Exclusive: Mandiant speaks on Anthem attack, custom backdoors used
Mandiant was brought on site Tuesday, after Anthem started their own internal investigation.
Published 4:25 p.m. ET - Mandiant, the incident response firm tapped by Anthem Inc. in the wake of its massive breach, says that the “sophisticated” cyber attack against the health care company involved the use of custom backdoors, one indication that an “advanced attack” did indeed take place against the company.
According to Dave Damato, managing director of Mandiant, the security firm was brought on site Tuesday to assess the incident. Immediately, the firm noticed two things, Damato said – that Anthem has detected the attack itself – as opposed to being alerted by a third party, like law enforcement or another security firm – and that Anthem had quickly begun responding to the incident.
“Normally, we have no leads, but [Anthem] had their own internal incident response team,” Damato told SCMagazine.com in a Thursday interview. While organizations “typically wait some time before reporting [breaches],” Anthem “decided to come forward much sooner,” he noted.

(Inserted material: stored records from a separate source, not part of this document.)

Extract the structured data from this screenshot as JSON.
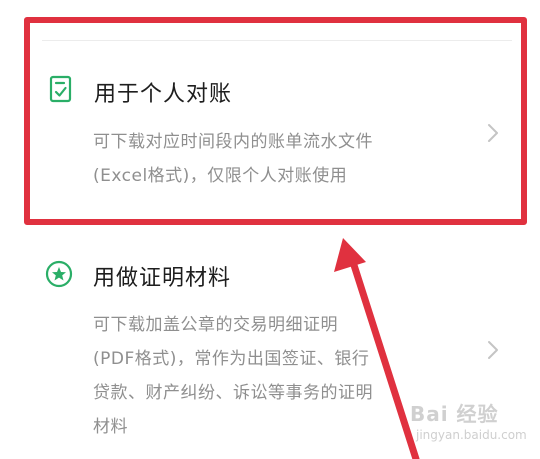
{
  "options": [
    {
      "title": "用于个人对账",
      "description_lines": [
        "可下载对应时间段内的账单流水文件",
        "(Excel格式)，仅限个人对账使用"
      ],
      "icon": "document-check-icon"
    },
    {
      "title": "用做证明材料",
      "description_lines": [
        "可下载加盖公章的交易明细证明",
        "(PDF格式)，常作为出国签证、银行",
        "贷款、财产纠纷、诉讼等事务的证明",
        "材料"
      ],
      "icon": "star-badge-icon"
    }
  ],
  "watermark": {
    "brand": "Bai 经验",
    "url": "jingyan.baidu.com"
  },
  "colors": {
    "accent_green": "#2aae67",
    "annotation_red": "#e0313f",
    "text_primary": "#1e1e1e",
    "text_secondary": "#8f8f8f"
  }
}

In a website set up specifically for the data breach, Anthem's CEO Joseph Swedish claimed that the health insurer was the “target of a very sophisticated external cyber attack.” And on Thursday, Mandiant offered some clarity of what may have driven the company to make the assessment.

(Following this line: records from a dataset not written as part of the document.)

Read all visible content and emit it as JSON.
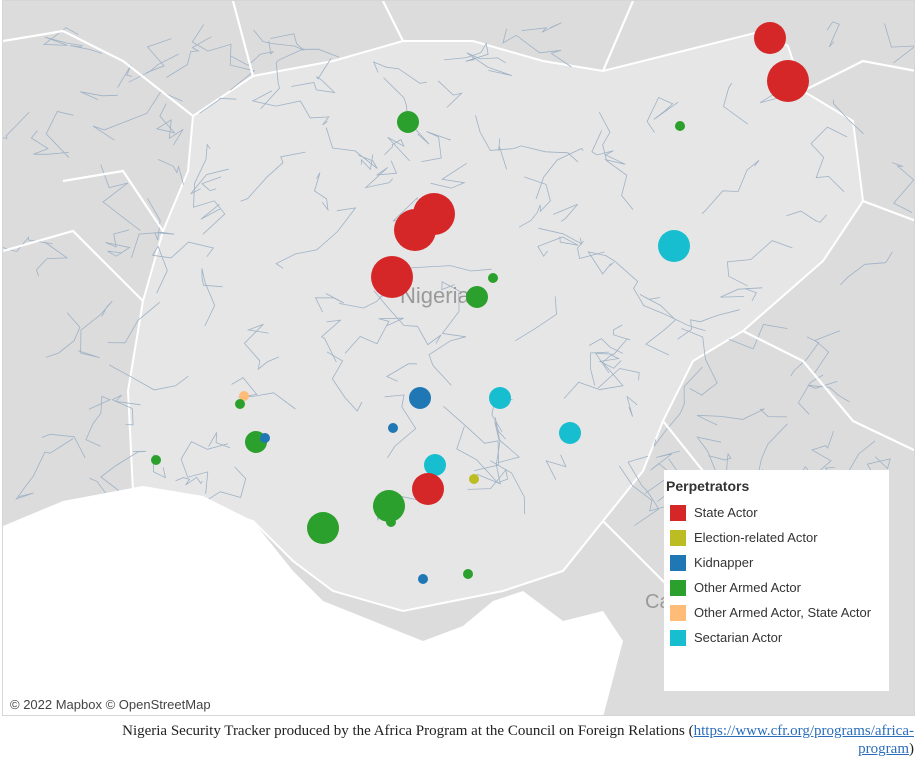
{
  "map": {
    "country_label": "Nigeria",
    "partial_label": "Ca",
    "colors": {
      "water": "#ffffff",
      "land": "#dcdcdc",
      "focus_land": "#e8e8e8",
      "border": "#ffffff",
      "rivers": "#9fb2c6"
    },
    "markers": [
      {
        "category": "State Actor",
        "size": "medium"
      },
      {
        "category": "State Actor",
        "size": "large"
      },
      {
        "category": "Other Armed Actor",
        "size": "small"
      },
      {
        "category": "Other Armed Actor",
        "size": "tiny"
      },
      {
        "category": "State Actor",
        "size": "large"
      },
      {
        "category": "State Actor",
        "size": "large"
      },
      {
        "category": "State Actor",
        "size": "large"
      },
      {
        "category": "Sectarian Actor",
        "size": "medium"
      },
      {
        "category": "Other Armed Actor",
        "size": "tiny"
      },
      {
        "category": "Other Armed Actor",
        "size": "small"
      },
      {
        "category": "Kidnapper",
        "size": "small"
      },
      {
        "category": "Sectarian Actor",
        "size": "small"
      },
      {
        "category": "Other Armed Actor, State Actor",
        "size": "tiny"
      },
      {
        "category": "Other Armed Actor",
        "size": "tiny"
      },
      {
        "category": "Kidnapper",
        "size": "tiny"
      },
      {
        "category": "Sectarian Actor",
        "size": "small"
      },
      {
        "category": "Other Armed Actor",
        "size": "small"
      },
      {
        "category": "Kidnapper",
        "size": "tiny"
      },
      {
        "category": "Other Armed Actor",
        "size": "tiny"
      },
      {
        "category": "Sectarian Actor",
        "size": "small"
      },
      {
        "category": "Election-related Actor",
        "size": "tiny"
      },
      {
        "category": "State Actor",
        "size": "medium"
      },
      {
        "category": "Other Armed Actor",
        "size": "medium"
      },
      {
        "category": "Other Armed Actor",
        "size": "tiny"
      },
      {
        "category": "Other Armed Actor",
        "size": "medium"
      },
      {
        "category": "Kidnapper",
        "size": "tiny"
      },
      {
        "category": "Other Armed Actor",
        "size": "tiny"
      }
    ]
  },
  "legend": {
    "title": "Perpetrators",
    "items": [
      {
        "label": "State Actor",
        "color": "#d62728"
      },
      {
        "label": "Election-related Actor",
        "color": "#bcbd22"
      },
      {
        "label": "Kidnapper",
        "color": "#1f77b4"
      },
      {
        "label": "Other Armed Actor",
        "color": "#2ca02c"
      },
      {
        "label": "Other Armed Actor, State Actor",
        "color": "#ffbb78"
      },
      {
        "label": "Sectarian Actor",
        "color": "#17becf"
      }
    ]
  },
  "attribution": "© 2022 Mapbox  © OpenStreetMap",
  "caption": {
    "text_before": "Nigeria Security Tracker produced by the Africa Program at the Council on Foreign Relations (",
    "link_part1": "https://www.cfr.org/programs/africa-",
    "link_part2": "program",
    "text_after": ")"
  }
}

“I can confirm that,” Mandiant's Damato said. “[Attackers] were using different custom backdoors that are not publicly available. That is one indication that it is an advanced attack.”
Damato added that the backdoors were a variant of malware the company had “seen before,” but couldn't reveal, as the investigation is still ongoing.
In a alert issued Thursday morning by HITRUST (the Health Information Trust Alliance), which collaborates with healthcare, technology, and information security leaders, the organization said that Anthem had been working with its Cyber Threat Intelligence and Incident Coordination Center (C3) “since initial discovery of suspicious activity on its network,” which included sharing email addresses of believed threat actors, and other indicators of compromise, like MD5 hashes and IP addresses linked to the attacks.
On Thursday, the Los Angeles Times reported that “suspicious activity was first noticed and reported Jan. 27,” by Anthem, and that “unauthorized access to the vast database goes back to Dec. 10.” The insurer said that the database contained records belonging to, at most, 80 million people, the outlet added.
Anthem's CEO Swedish announced Wednesday night that the breach allowed attackers to obtain the names, birth dates, medical IDs, Social Security numbers and other personal information of current and former Anthem members. In Thursday email correspondence with SCMagazine.com, an Anthem spokeswoman clarified that “personal information relating to consumers and Anthem employees who are currently covered, or who have received coverage in the past,” were impacted.
Early reports by the Los Angeles Times and Wired suggest that at least some of the hacked data was unencrypted, but Anthem has not responded to repeated inquiries from SCMagazine.com to confirm measures it may have taken to protect its data prior to the breach.
Regarding Anthem's claim that it “made every effort to close the security vulnerability,” that preceded the breach, Damato said that Mandiant has seen no indication that attackers are still operating in Anthem's IT environment.
“They've been able to reset some passwords and they performed a series of actions to remove the attacker from the environment,” Damato said of Anthem's efforts. “Any passwords that were affected by the breach were reset, [and they began] blocking traffic associated with the attacker and removing any compromised systems. Immediately after they noticed the incident they performed those actions,” he told SCMagazine.com.
Anthem is currently cooperating with the FBI, which is also investigating the breach.